Since its release in 2000, Dr Seuss’ “How The Grinch Stole Christmas” has become a celebrated classic and has been everyones beloved go-to film during the Christmas holidays. Directed by Ron Howard and starring Jim Carrey as the furry green meanie himself, the live-action film was pulled down by Netflix on December 1, 2019, just three weeks before Christmas.  

Dismayed by the prospect of not being able to watch the seasonal film during the holidays, fans began to air their displeasure via social media.

Reacting to the flood of negative comments on the sudden move, Netflix's Help Center came forward to explain why the film was removed. 

“Netflix licenses TV shows and movies from studios and content providers around the world, and those licenses can expire if we don't renew them. Though we strive to keep the content you want to see, we acquire licensing rights for TV shows and movies for a certain period of time - not indefinitely - so some titles do leave Netflix,” they said

“If a TV show or movie you love is leaving, it indicates that our licensing agreement with the content provider is about to end. Whenever a TV show or movie is expiring, we evaluate whether or not to renew it using the same criteria we apply to potential new content,” they added.

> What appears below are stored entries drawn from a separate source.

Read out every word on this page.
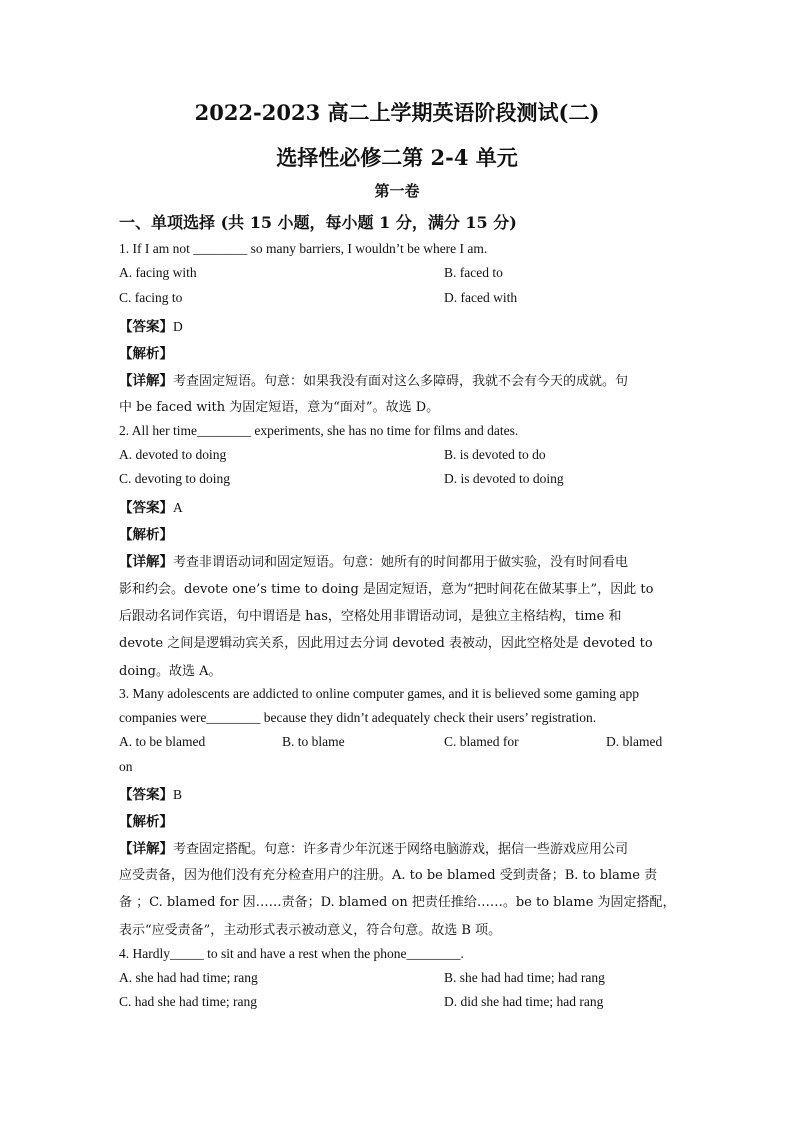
2022-2023 高二上学期英语阶段测试(二)
选择性必修二第 2-4 单元
第一卷
一、单项选择 (共 15 小题，每小题 1 分，满分 15 分)
1. If I am not ________ so many barriers, I wouldn’t be where I am.
A. facing with	B. faced to
C. facing to	D. faced with
【答案】D
【解析】
【详解】考查固定短语。句意：如果我没有面对这么多障碍，我就不会有今天的成就。句
中 be faced with 为固定短语，意为“面对”。故选 D。
2. All her time________ experiments, she has no time for films and dates.
A. devoted to doing	B. is devoted to do
C. devoting to doing	D. is devoted to doing
【答案】A
【解析】
【详解】考查非谓语动词和固定短语。句意：她所有的时间都用于做实验，没有时间看电
影和约会。devote one’s time to doing 是固定短语，意为“把时间花在做某事上”，因此 to
后跟动名词作宾语，句中谓语是 has，空格处用非谓语动词，是独立主格结构，time 和
devote 之间是逻辑动宾关系，因此用过去分词 devoted 表被动，因此空格处是 devoted to
doing。故选 A。
3. Many adolescents are addicted to online computer games, and it is believed some gaming app
companies were________ because they didn’t adequately check their users’ registration.
A. to be blamed	B. to blame	C. blamed for	D. blamed
on
【答案】B
【解析】
【详解】考查固定搭配。句意：许多青少年沉迷于网络电脑游戏，据信一些游戏应用公司
应受责备，因为他们没有充分检查用户的注册。A. to be blamed 受到责备；B. to blame 责
备 ；C. blamed for 因……责备；D. blamed on 把责任推给……。be to blame 为固定搭配，
表示“应受责备”，主动形式表示被动意义，符合句意。故选 B 项。
4. Hardly_____ to sit and have a rest when the phone________.
A. she had had time; rang	B. she had had time; had rang
C. had she had time; rang	D. did she had time; had rang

But this is neither the first nor the last time this is happening with Netflix

Years ago, when Netflix entered the scene of streaming shows and movies, it was the only credible platform to do so. Netflix stole tens of millions of customers from cable companies via a business it had built on dishing out the content of other companies and the plan worked for a while, after all, it now has 149 million subscribers.

But not anymore. Netflix’s competitors are realizing the profit they stand to make if they air their content on their own streaming platforms. Hence, they are ending their contracts with Netflix and taking back control of their content.

And this progress does not bode well for Netflix as more than half of its library of popular content is made up of companies planning to launch their own streaming services like Disney+, AT&T’s upcoming streaming service, NBC Universal’s soon-to-be-launched digital platform which will include “The Office”.